I kind of like the idea that all the uniforms aren’t, y’know, uniform. I think someone mentioned this in one of the earlier threads, too. It makes sense that on a ship with that many people, with so many different duties, that there’d be some variation in clothing requirements.

Not that I’ve got anything against cute girls in short skirts…

thwartme

What is this “home video” you mention? Are you able to purchase kinescopes from Desilu to watch in your living room, sitting in your Barcalounger and munching a Swanson’s TV Dinner? Perhaps we’ll have something like a tape recorder that can capture video images someday.

And perhaps someday computers will be even more advanced than the ones on Star Trek, able to provide output on something like a TV screen instead of printing them out on paper tape or flashing some lights. Maybe they’ll be able to communicate with each other on a net of some kind. Why, maybe a century or so later they’ll be small enough and cheap enough that we can each have one to own, and maybe they can be networked too. Let’s just hope that our descendants will find something more useful to do with that wondrous technology than post notes to each other on some bulletin board thing. Like I said, that doesn’t exist in Star Trek, but maybe it will in the next generation.

Malachi Throne was on “Lost in Space” too, IIRC.

Yeoman Rand is her name. I’m guessing the name is a tribute to the RAND Corporation, the California think tank which publicity from the network says served as a consultant for the series.

[**ElvisL1ves **, bracketed text are my 2005 comments. Your 1966 self can ignore them. :slight_smile: The first consumer videotape recorder came out in 1963, with substantially less expensive models available by 1965, such as the Sony CV-2000D at $695. A 1965 article from Time magazine on the home VTR market.]

No, no… not Rand. I know and deeply, deeply love Rand. But in “Where No Man Has Gone Before” there’s this adorable ensign who actually holds Mitchell’s hand as they go through the galactic barrier. Earlier, Kirk messes up her name. I can’t remember whether he calls her Smith, and she corrects him that it’s Jones, or the other way around.

Anyway, she wore pants.

thwartme

Don’t be ridiculous. Remember what IBM Chairman Thomas Watson said, way back in 1943:
“I think there is a world market for maybe five computers.”
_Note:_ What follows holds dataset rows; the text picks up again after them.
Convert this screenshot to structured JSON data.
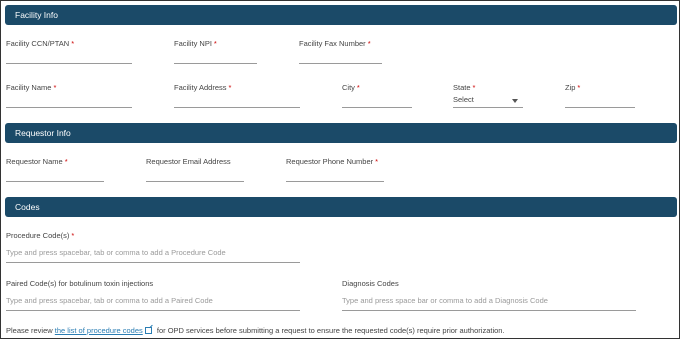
{
  "sections": {
    "facility": "Facility Info",
    "requestor": "Requestor Info",
    "codes": "Codes"
  },
  "facility": {
    "ccn": "Facility CCN/PTAN",
    "npi": "Facility NPI",
    "fax": "Facility Fax Number",
    "name": "Facility Name",
    "address": "Facility Address",
    "city": "City",
    "state": "State",
    "state_value": "Select",
    "zip": "Zip"
  },
  "requestor": {
    "name": "Requestor Name",
    "email": "Requestor Email Address",
    "phone": "Requestor Phone Number"
  },
  "codes": {
    "procedure_label": "Procedure Code(s)",
    "procedure_placeholder": "Type and press spacebar, tab or comma to add a Procedure Code",
    "paired_label": "Paired Code(s) for botulinum toxin injections",
    "paired_placeholder": "Type and press spacebar, tab or comma to add a Paired Code",
    "diagnosis_label": "Diagnosis Codes",
    "diagnosis_placeholder": "Type and press space bar or comma to add a Diagnosis Code"
  },
  "footer": {
    "prefix": "Please review",
    "link": "the list of procedure codes",
    "suffix": "for OPD services before submitting a request to ensure the requested code(s) require prior authorization."
  },
  "required_marker": "*"
}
Do you think you know more about computers than IBM!

I’d buy one. I’d have a computer room. Sorry I mean a room to house the computer. The problem is I’m not sure how to write the punchcard programs. That is a neat thing on the show apparently they have plastic cards with all the programming on them. Pop in the card and the computer has the information. Neato. Seems a more durable format than cardboard cards.

[My mother had to use those damned cards in the 70s a few times. Shecomplained about the problems when someone didn’t put the accounting “software” (not the term she used then of course) in the wrong order.]

Several thousand computers later, don’t you think IBM probably changed its mind by 1966?

re: the thought monitor for Pike, I’d guess they’d get tired of him saying “I wish i could still use my wang” over and over again.

[I almost forgot to mention: Six years ago I had in my possession the excursion jacket that Captain Pike wears [here](http://jeffreyhuntermovies.com/images/Star%20Trek/ST3r.jpg). Not a copy, but the original, with “J. Hunter” written on a piece of cloth tape under the collar. The jacket had not been stored well, and the synthetic fabric it was made of (probably acrylic) was literally turning to dust as I handled it — I had to lay newspaper out before unfolding it. Like most costumes and props, it looked better on the screen than in real life.]